PIIRS Features Conversation with Translators in Residence Hanna Leliv and Daisy Rockwell

February 21, 2024

Each semester, the Program in Translation and Intercultural Communication (PTIC) hosts a visiting translator in residence who shares their real-world experiences of life and work with the program’s students and the broader Princeton University community. The Translator in Residence is co-sponsored by the Princeton Institute for International and Regional Studies (PIIRS), the Humanities Council, and the Lewis Center for the Arts.

This year’s translators in residence, Hanna Leliv and Daisy Rockwell, discussed their inspirations, their individual processes, and the importance of literary translation in a story on the PIIRS homepage.

Leliv, a native of Lviv, Ukraine, works as a freelance translator.
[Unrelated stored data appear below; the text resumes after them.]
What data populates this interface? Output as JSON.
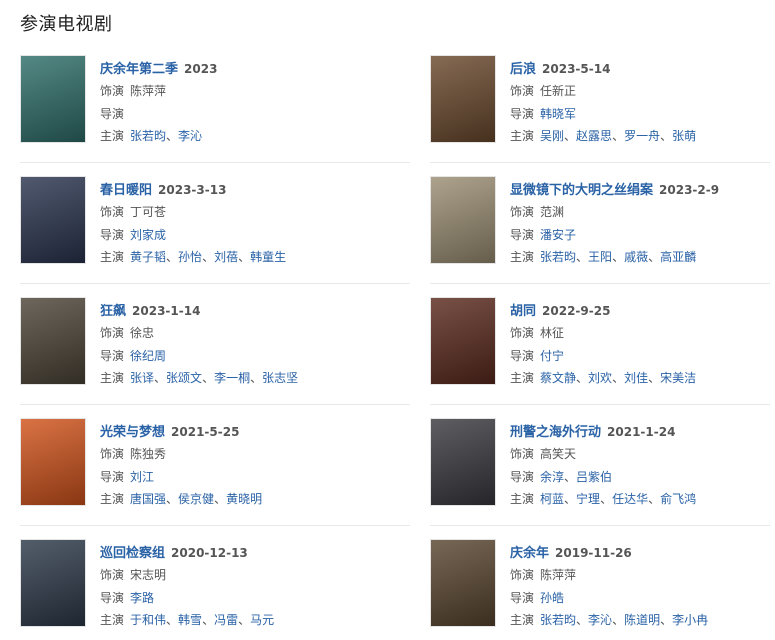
{
  "section_title": "参演电视剧",
  "labels": {
    "role": "饰演",
    "director": "导演",
    "cast": "主演",
    "sep": "、"
  },
  "colors": {
    "link": "#2a62a6",
    "text": "#555555"
  },
  "shows": [
    {
      "title": "庆余年第二季",
      "date": "2023",
      "role": "陈萍萍",
      "director": [],
      "cast": [
        "张若昀",
        "李沁"
      ],
      "poster_color": "#2f6f6a",
      "poster_icon": "poster-image"
    },
    {
      "title": "后浪",
      "date": "2023-5-14",
      "role": "任新正",
      "director": [
        "韩晓军"
      ],
      "cast": [
        "吴刚",
        "赵露思",
        "罗一舟",
        "张萌"
      ],
      "poster_color": "#6b4a2e",
      "poster_icon": "poster-image"
    },
    {
      "title": "春日暖阳",
      "date": "2023-3-13",
      "role": "丁可苍",
      "director": [
        "刘家成"
      ],
      "cast": [
        "黄子韬",
        "孙怡",
        "刘蓓",
        "韩童生"
      ],
      "poster_color": "#2b3550",
      "poster_icon": "poster-image"
    },
    {
      "title": "显微镜下的大明之丝绢案",
      "date": "2023-2-9",
      "role": "范渊",
      "director": [
        "潘安子"
      ],
      "cast": [
        "张若昀",
        "王阳",
        "戚薇",
        "高亚麟"
      ],
      "poster_color": "#9c8f74",
      "poster_icon": "poster-image"
    },
    {
      "title": "狂飙",
      "date": "2023-1-14",
      "role": "徐忠",
      "director": [
        "徐纪周"
      ],
      "cast": [
        "张译",
        "张颂文",
        "李一桐",
        "张志坚"
      ],
      "poster_color": "#4d4538",
      "poster_icon": "poster-image"
    },
    {
      "title": "胡同",
      "date": "2022-9-25",
      "role": "林征",
      "director": [
        "付宁"
      ],
      "cast": [
        "蔡文静",
        "刘欢",
        "刘佳",
        "宋美洁"
      ],
      "poster_color": "#5b2a1e",
      "poster_icon": "poster-image"
    },
    {
      "title": "光荣与梦想",
      "date": "2021-5-25",
      "role": "陈独秀",
      "director": [
        "刘江"
      ],
      "cast": [
        "唐国强",
        "侯京健",
        "黄晓明"
      ],
      "poster_color": "#d2541c",
      "poster_icon": "poster-image"
    },
    {
      "title": "刑警之海外行动",
      "date": "2021-1-24",
      "role": "高笑天",
      "director": [
        "余淳",
        "吕紫伯"
      ],
      "cast": [
        "柯蓝",
        "宁理",
        "任达华",
        "俞飞鸿"
      ],
      "poster_color": "#3a3a40",
      "poster_icon": "poster-image"
    },
    {
      "title": "巡回检察组",
      "date": "2020-12-13",
      "role": "宋志明",
      "director": [
        "李路"
      ],
      "cast": [
        "于和伟",
        "韩雪",
        "冯雷",
        "马元"
      ],
      "poster_color": "#2e3a4a",
      "poster_icon": "poster-image"
    },
    {
      "title": "庆余年",
      "date": "2019-11-26",
      "role": "陈萍萍",
      "director": [
        "孙皓"
      ],
      "cast": [
        "张若昀",
        "李沁",
        "陈道明",
        "李小冉"
      ],
      "poster_color": "#5a4630",
      "poster_icon": "poster-image"
    }
  ]
}
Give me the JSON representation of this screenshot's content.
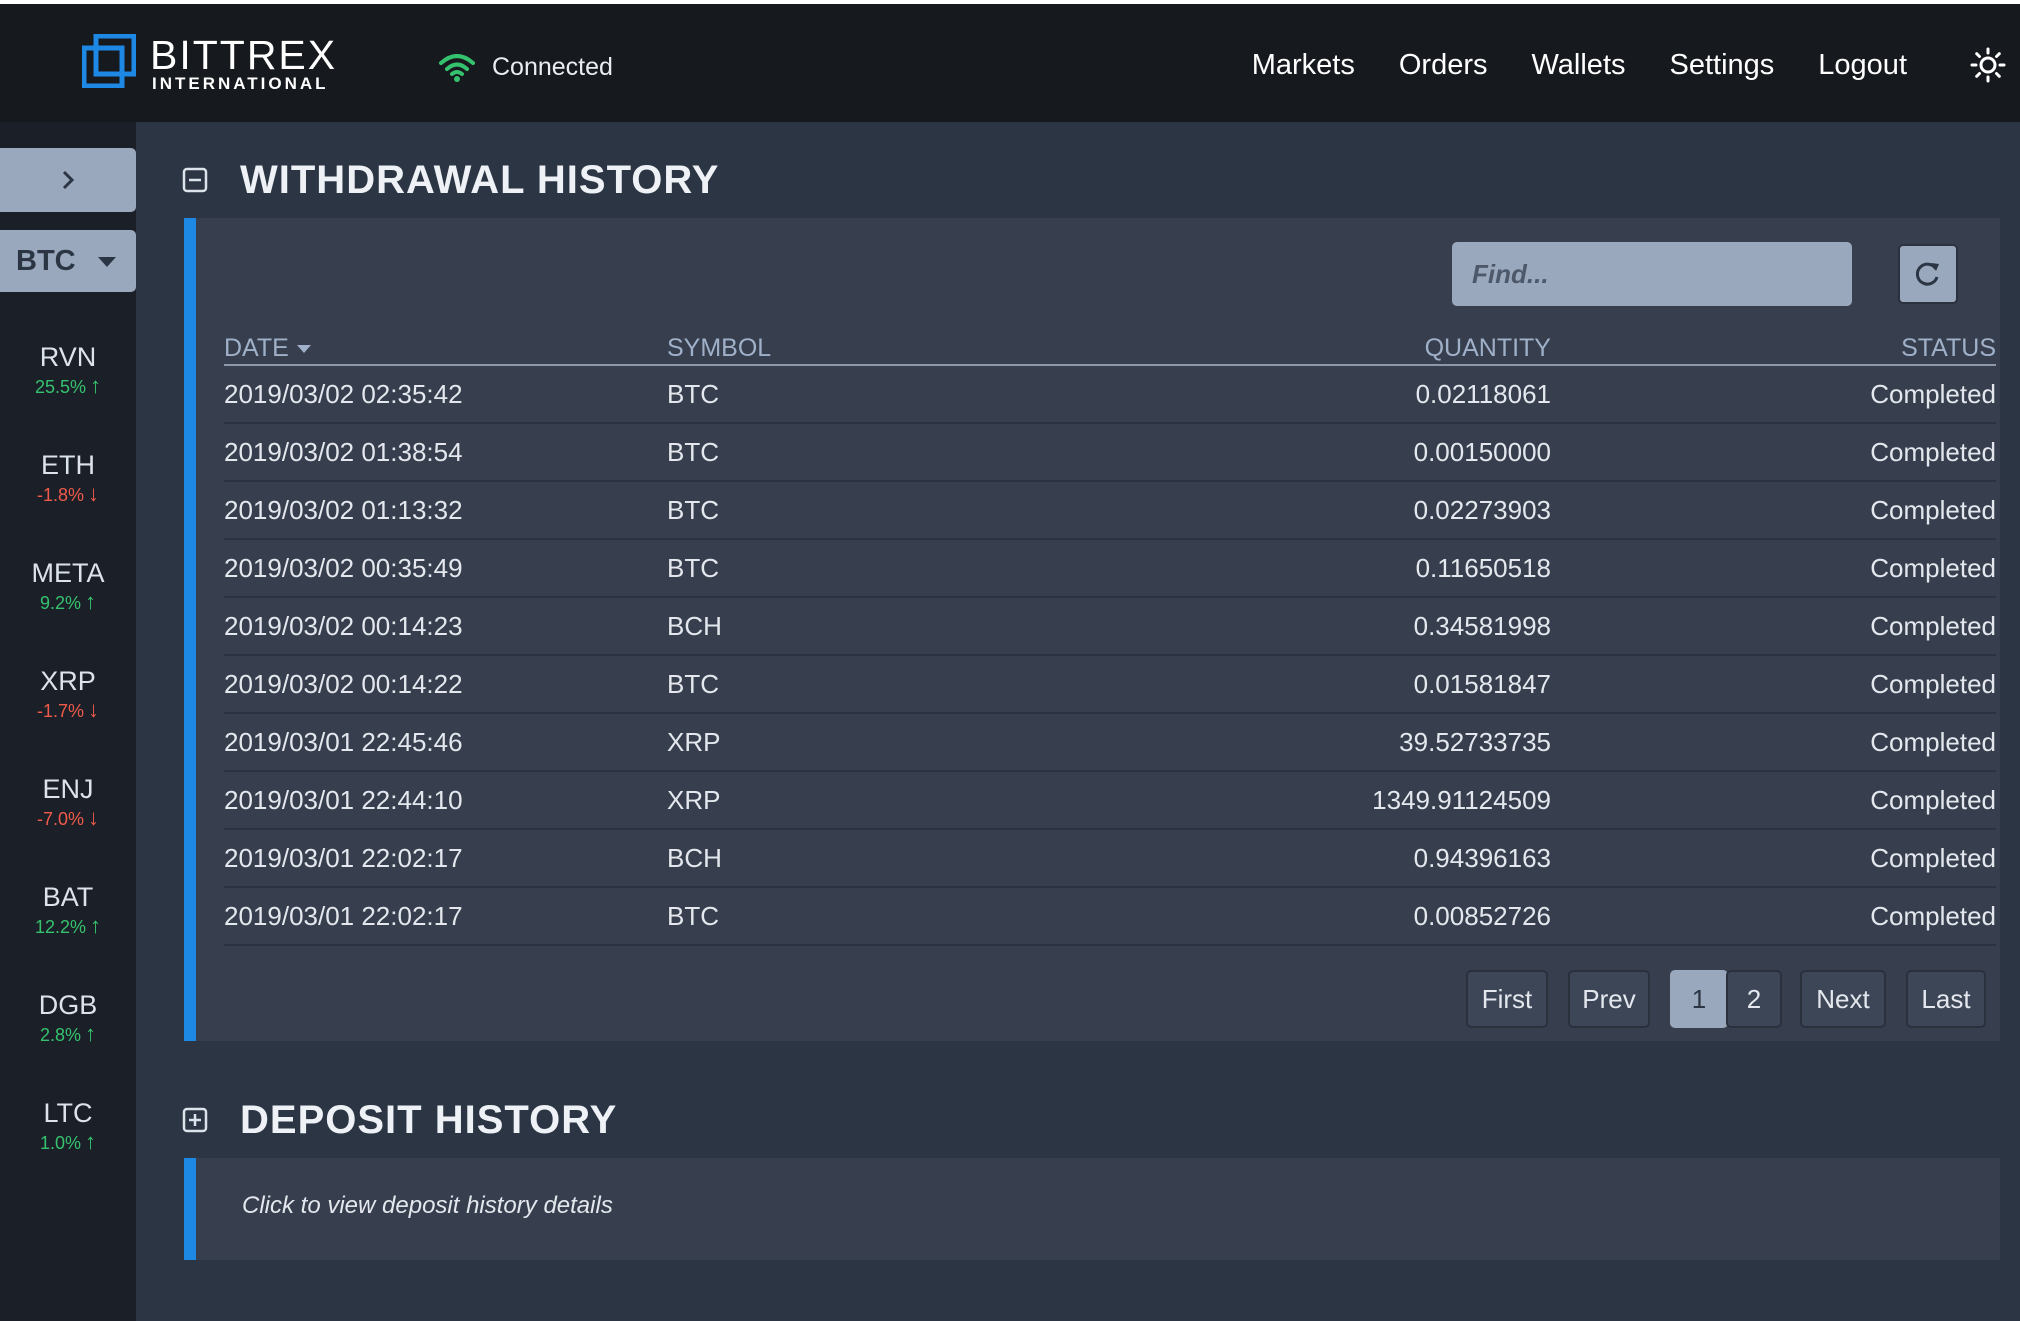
{
  "header": {
    "brand_name": "BITTREX",
    "brand_sub": "INTERNATIONAL",
    "connection_status": "Connected",
    "nav": [
      "Markets",
      "Orders",
      "Wallets",
      "Settings",
      "Logout"
    ]
  },
  "sidebar": {
    "collapse_icon": "chevron-right-icon",
    "base_currency": "BTC",
    "tickers": [
      {
        "symbol": "RVN",
        "change": "25.5%",
        "direction": "up"
      },
      {
        "symbol": "ETH",
        "change": "-1.8%",
        "direction": "down"
      },
      {
        "symbol": "META",
        "change": "9.2%",
        "direction": "up"
      },
      {
        "symbol": "XRP",
        "change": "-1.7%",
        "direction": "down"
      },
      {
        "symbol": "ENJ",
        "change": "-7.0%",
        "direction": "down"
      },
      {
        "symbol": "BAT",
        "change": "12.2%",
        "direction": "up"
      },
      {
        "symbol": "DGB",
        "change": "2.8%",
        "direction": "up"
      },
      {
        "symbol": "LTC",
        "change": "1.0%",
        "direction": "up"
      }
    ]
  },
  "withdrawal": {
    "title": "WITHDRAWAL HISTORY",
    "search_placeholder": "Find...",
    "columns": [
      "DATE",
      "SYMBOL",
      "QUANTITY",
      "STATUS"
    ],
    "rows": [
      {
        "date": "2019/03/02 02:35:42",
        "symbol": "BTC",
        "quantity": "0.02118061",
        "status": "Completed"
      },
      {
        "date": "2019/03/02 01:38:54",
        "symbol": "BTC",
        "quantity": "0.00150000",
        "status": "Completed"
      },
      {
        "date": "2019/03/02 01:13:32",
        "symbol": "BTC",
        "quantity": "0.02273903",
        "status": "Completed"
      },
      {
        "date": "2019/03/02 00:35:49",
        "symbol": "BTC",
        "quantity": "0.11650518",
        "status": "Completed"
      },
      {
        "date": "2019/03/02 00:14:23",
        "symbol": "BCH",
        "quantity": "0.34581998",
        "status": "Completed"
      },
      {
        "date": "2019/03/02 00:14:22",
        "symbol": "BTC",
        "quantity": "0.01581847",
        "status": "Completed"
      },
      {
        "date": "2019/03/01 22:45:46",
        "symbol": "XRP",
        "quantity": "39.52733735",
        "status": "Completed"
      },
      {
        "date": "2019/03/01 22:44:10",
        "symbol": "XRP",
        "quantity": "1349.91124509",
        "status": "Completed"
      },
      {
        "date": "2019/03/01 22:02:17",
        "symbol": "BCH",
        "quantity": "0.94396163",
        "status": "Completed"
      },
      {
        "date": "2019/03/01 22:02:17",
        "symbol": "BTC",
        "quantity": "0.00852726",
        "status": "Completed"
      }
    ],
    "pagination": {
      "first": "First",
      "prev": "Prev",
      "pages": [
        "1",
        "2"
      ],
      "current": "1",
      "next": "Next",
      "last": "Last"
    }
  },
  "deposit": {
    "title": "DEPOSIT HISTORY",
    "note": "Click to view deposit history details"
  },
  "colors": {
    "accent": "#1e88e5",
    "positive": "#35c26e",
    "negative": "#ef5a4a",
    "control": "#9aa8bd"
  }
}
She was PTIC’s Fall 2023 Translator in Residence, and her tenure has been extended through the end of the academic year as part of Princeton’s scholars at risk network.

Leliv, on the importance of translation: In times like these, when we have not just wars going on in the world, but also so much othering and fearmongering, translation is crucial to promote understanding. Through translations, you see human stories. And the moment you see a human in someone, not just a migrant, a refugee, or anyone else with some label, then it becomes much harder to judge this person, to dismiss this person, to be biased against them. Translation builds empathy and understanding of the human condition.

Rockwell, the Spring 2024 Translator in Residence, translates from Hindi and Urdu into English and focuses on women’s writing.

Rockwell, on her process. I like to say that every translation should have at least 10 drafts. It’s a journey from the initial draft to the final published version. A journey can be particularly rugged or long because you have two languages that are linguistically dissimilar. Or it can be a journey over time — like if you’re translating something medieval. Every time I start a translation, the first draft is rough and I do it by hand. I have pretty notebooks and nice colored pens. I don’t make a choice between five words; I’ll write down all five words. I use many question marks. Then, I type it; that’s another draft. Part of going on this journey is getting to know the book, so even if I have questions for the author or for other people with expertise I don’t have, I tend not to ask them for two or three drafts because I’m trying to inhabit the book. After that, I ask for help. It’s a slow process of refinement. Eventually, you say goodbye to the original, because now you’re working on an English text.